Algeriens Präsident Tebboune klar wiedergewählt - Aber nur geringe Beteiligung
Bei der Präsidentschaftswahl in Algerien ist Amtsinhaber Abdelmadjid Tebboune klar im Amt bestätigt worden - allerdings boykottierte vorläufigen Zahlen zufolge mehr als die Hälfte der Bevölkerung den Urnengang. Tebboune habe knapp 95 Prozent der Stimmen erhalten, erklärte am Sonntagabend die Wahlkommission in Algier und rief den 78-Jährigen damit zum Sieger aus.
"Von den 5.630.000 registrierten Wählern stimmten 5.320.000 für den unabhängigen Kandidaten Abdelmadjid Tebboune, was 94,65 Prozent entspricht", sagte Wahlkommissionschef Charfi vor Journalisten in der Hauptstadt Algier.
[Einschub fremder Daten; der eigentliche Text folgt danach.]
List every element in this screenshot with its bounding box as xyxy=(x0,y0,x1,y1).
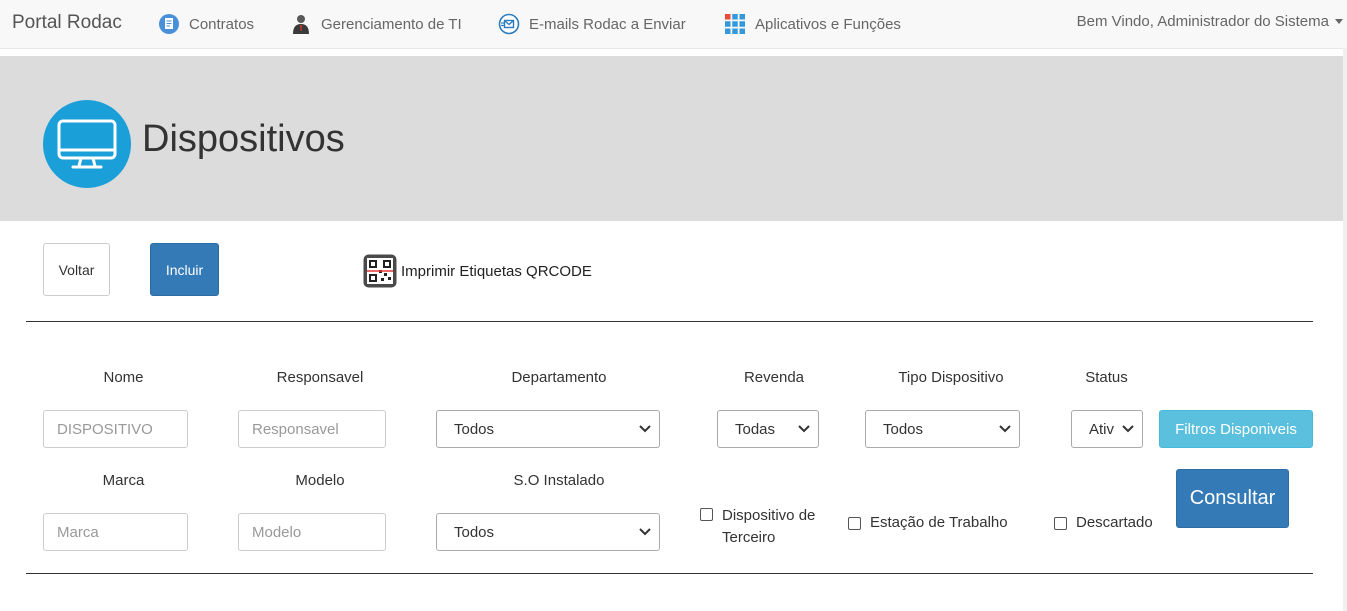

Zuvor hatte er die die Wahlbeteiligung auf "vorläufig" 48 Prozent beziffert, diese Zahl wurde von Beobachtern als Ausdruck des Misstrauens gegen den mit harter Hand regierenden Staatschef gewertet.
Tebboune war bei der Wahl offiziell als unabhängiger Kandidat angetreten, er wurde aber von vier großen politischen Gruppierungen unterstützt - darunter die ehemalige Einheitspartei FLN und die islamistische Bewegung Al-Bina, die bei der Präsidentschaftswahl 2019 zweitstärkste Kraft geworden war.
Tebbounes zwei Herausforderer hatten vor dem Urnengang als chancenlos gegolten. Bei ihnen handelte es sich um Abdelaali Hassani von der größten islamistischen Partei MSP sowie den ehemaligen Journalisten und Senator Youssef Aouchiche von der Oppositionspartei Front der sozialistischen Kräfte (FFS).
Die Wahl sei "von großer Transparenz geprägt" gewesen und zeige das "reife Wahlverhalten der Bevölkerung", sagte Wahlkommissionschef Charfi. Er machte bei der Verkündung des Ergebnisses am Abend allerdings keine Angaben mehr zur offiziellen Wahlbeteiligung. Bei der ersten Wahl von Amtsinhaber Tebboune im Jahr 2019 hatten sich mehr als 60 Prozent der Bürger enthalten, der Staatschef hatte diesmal auf eine höhere Beteiligung gehofft.
Die Wahlkommission hatte am Samstagabend von einer "vorläufigen" Wahlbeteiligung von 48 Prozent gesprochen. Dies wäre ein etwas höherer Wert als 2019. Die Behörde hatte jedoch nicht die Zahl der Abstimmenden im Verhältnis zu den registrierten Wählern genannt. Um 17.00 Uhr Ortszeit hatte die Behörde noch eine "durchschnittliche" Wahlbeteiligung von 26 Prozent angegeben - sieben Prozentpunkte weniger als zum gleichen Zeitpunkt bei der Wahl im Jahr 2019.
Das Wahlkampfteam von Oppositionskandidat Hassani nannte die von der Kommission genannte Zahl zur vorläufigen Wahlbeteiligung "seltsam" und warf ihr den Versuch vor, die Zahlen "schönzurechnen".
Zur Präsidentschaftswahl in dem nordafrikanischen Land waren am Samstag mehr als 40 Millionen Bürger aufgerufen, ein Drittel von ihnen jünger als 40 Jahre. Die Behörden ergriffen mehrere Maßnahmen, um die Beteiligung zu steigern. So wurde laut der Wahlbehörde auf "Aufforderung einiger Koordinatoren" die Öffnung der Wahllokale um eine Stunde verlängert. Zudem waren am Samstag auch die öffentlichen Verkehrsmittel in Algerien gratis.
2019 waren die Algerier in Massen auf die Straße gegangen, um gegen eine weitere Kandidatur des damals seit 1999 amtierenden Langzeit-Präsidenten Abdelaziz Bouteflika zu protestieren. Die als "Hirak" bezeichneten Proteste gingen auch nach dem Rücktritt Bouteflikas und der Wahl Tebbounes, seines ehemaligen Regierungschefs, weiter. Tebboune ließ hunderte Aktivisten inhaftieren, verbot die wöchentlichen Kundgebungen und ging mit Unterstützung des Militärs hart gegen Andersdenkende vor.
Die Menschenrechtsorganisation Amnesty International spricht von einer "brutalen Unterdrückung der Menschenrechte" in Algerien und prangert "eine Null-Toleranz-Politik gegenüber abweichenden Meinungen" in einem "Klima der Angst und Zensur" an.